The band has been active since the second half of 2002. If the short history can be heard here, it's definitely because all songs are quite different to each other. 'Brutal' is the most brutal song, modern thrash with some groovy parts. The first riff is quite annoying, but sticks to brain anyways. That's what SD can do; memorable music. Anyways, 'Brutal' has a couple of better parts, but hasn't much to chew. After this simplistic song, 'Abstraction of the Self' shows SD's technical side of death metal. Tempo variations, weirder riffs, "jazzy" guitar solo (Pestilence's 'Spheres' era [1993] and Meshuggah anyone?) and out-of-norms song structure is what the song is about. It's well composed (Death's 'Symbolic' [1995] is something that comes to my mind when hearing this song) and epic ending is the best music on this short promo. 'Rain of Dreams' starts calmly with floating melodies and although lifting the pace and double bass drums kicking in, the song feels quite emotional.
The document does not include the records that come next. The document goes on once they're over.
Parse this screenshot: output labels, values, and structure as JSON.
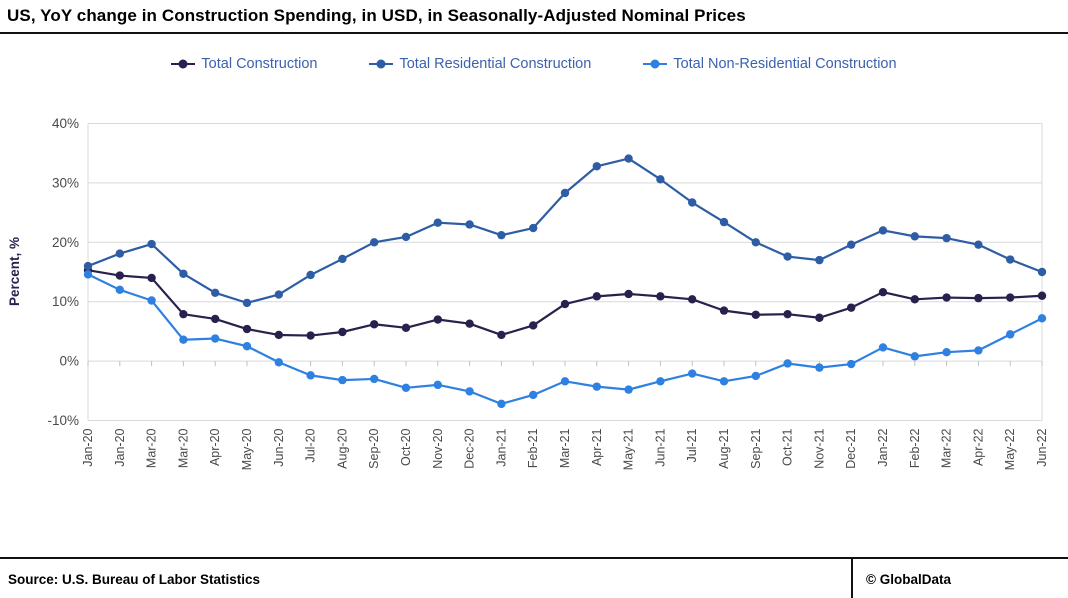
{
  "header": {
    "title": "US, YoY change in Construction Spending, in USD, in Seasonally-Adjusted Nominal Prices"
  },
  "chart_data": {
    "type": "line",
    "title": "US, YoY change in Construction Spending, in USD, in Seasonally-Adjusted Nominal Prices",
    "xlabel": "",
    "ylabel": "Percent, %",
    "ylim": [
      -10,
      40
    ],
    "ytick_step": 10,
    "ytick_suffix": "%",
    "grid": true,
    "legend_position": "top",
    "categories": [
      "Jan-20",
      "Jan-20",
      "Mar-20",
      "Mar-20",
      "Apr-20",
      "May-20",
      "Jun-20",
      "Jul-20",
      "Aug-20",
      "Sep-20",
      "Oct-20",
      "Nov-20",
      "Dec-20",
      "Jan-21",
      "Feb-21",
      "Mar-21",
      "Apr-21",
      "May-21",
      "Jun-21",
      "Jul-21",
      "Aug-21",
      "Sep-21",
      "Oct-21",
      "Nov-21",
      "Dec-21",
      "Jan-22",
      "Feb-22",
      "Mar-22",
      "Apr-22",
      "May-22",
      "Jun-22"
    ],
    "series": [
      {
        "name": "Total Construction",
        "color": "#29204e",
        "values": [
          15.3,
          14.4,
          14.0,
          7.9,
          7.1,
          5.4,
          4.4,
          4.3,
          4.9,
          6.2,
          5.6,
          7.0,
          6.3,
          4.4,
          6.0,
          9.6,
          10.9,
          11.3,
          10.9,
          10.4,
          8.5,
          7.8,
          7.9,
          7.3,
          9.0,
          11.6,
          10.4,
          10.7,
          10.6,
          10.7,
          11.0
        ]
      },
      {
        "name": "Total Residential Construction",
        "color": "#2e5da6",
        "values": [
          16.0,
          18.1,
          19.7,
          14.7,
          11.5,
          9.8,
          11.2,
          14.5,
          17.2,
          20.0,
          20.9,
          23.3,
          23.0,
          21.2,
          22.4,
          28.3,
          32.8,
          34.1,
          30.6,
          26.7,
          23.4,
          20.0,
          17.6,
          17.0,
          19.6,
          22.0,
          21.0,
          20.7,
          19.6,
          17.1,
          15.0
        ]
      },
      {
        "name": "Total Non-Residential Construction",
        "color": "#2e80e1",
        "values": [
          14.6,
          12.0,
          10.2,
          3.6,
          3.8,
          2.5,
          -0.2,
          -2.4,
          -3.2,
          -3.0,
          -4.5,
          -4.0,
          -5.1,
          -7.2,
          -5.7,
          -3.4,
          -4.3,
          -4.8,
          -3.4,
          -2.1,
          -3.4,
          -2.5,
          -0.4,
          -1.1,
          -0.5,
          2.3,
          0.8,
          1.5,
          1.8,
          4.5,
          7.2
        ]
      }
    ]
  },
  "footer": {
    "source": "Source:  U.S. Bureau of Labor Statistics",
    "copyright": "© GlobalData"
  }
}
And at times quite Gotherburg-esque. Not too much, mind. Majority of the vocals are faceless growl, but the last track's soaring clean voice is a nice touch. SD use synth, but it's more like a nuance. I can't draw any straight comparisons with SD and some other metal band and that's positive of course.
Soundwise this is good enough: modern, but not over-produced. The playing has live vibe. The band are quite talented musicians. That's "quite", because they do not show off like some master instrumentalists. And that's good I think, this way SD's music feels more organic. Cover art mixing photography and drawings is quite bloody unique, if a tad funny, but in a right way.
One lamer song (okay, 'Brutal' isn't bad, but...), 2 good ones. I wouldn't buy the album without hearing more samples or something, but if 'Biomechanical Nonsense Connections' does include more as good songs as 'Abstraction...' and 'Rain...', I'd change my mind. Can't judge an album this way!